Marketers can use AI and ML to refine personalized marketing based on a constant stream of customer data, which is great. But what’s more important is where that takes you next: what does the data help you to understand about consumer behavior? How can you use those insights to make something awesome happen? And how can AI and ML help?  

An AI-enabled analytics platform should be able to learn what matters most to you: based on your data, how you use the insights, the reports you typically run and any other information that feeds its algorithm. It’ll not only report back on your data; it’ll also be able to alert you to critical information you didn’t know you needed. Maybe something you didn’t know you could look for.  
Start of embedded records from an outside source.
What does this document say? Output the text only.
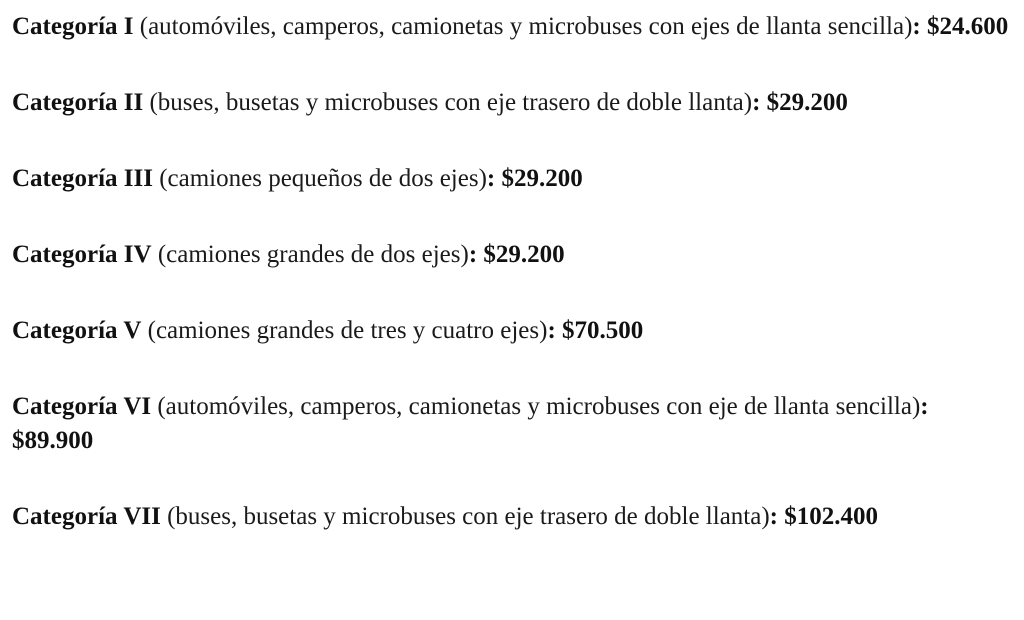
Categoría I (automóviles, camperos, camionetas y microbuses con ejes de llanta sencilla): $24.600

Categoría II (buses, busetas y microbuses con eje trasero de doble llanta): $29.200

Categoría III (camiones pequeños de dos ejes): $29.200

Categoría IV (camiones grandes de dos ejes): $29.200

Categoría V (camiones grandes de tres y cuatro ejes): $70.500

Categoría VI (automóviles, camperos, camionetas y microbuses con eje de llanta sencilla): $89.900

Categoría VII (buses, busetas y microbuses con eje trasero de doble llanta): $102.400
Is there a sudden spike in loyalty card registrations? Is today’s redemption activity outside the established pattern of behavior? What’s caused it and what does it mean for marketing? Is one piece of content under-performing others in a specific region? If you double down on an unexpectedly successful offer, what will the impact be on your bottom line? If you have all these insights delivered to you, then the hard data work is already done. No more spreadsheets, no more relying on data scientists to unlock the information behind the numbers. Marketing’s job becomes easier and making data-driven marketing decisions becomes a lot faster. 

And because the platform’s working with a wealth of customer and contextual data, it improves customer experience along the journey: using all its smarts on all your data to give people what they need, before they even know they need it. Like magic!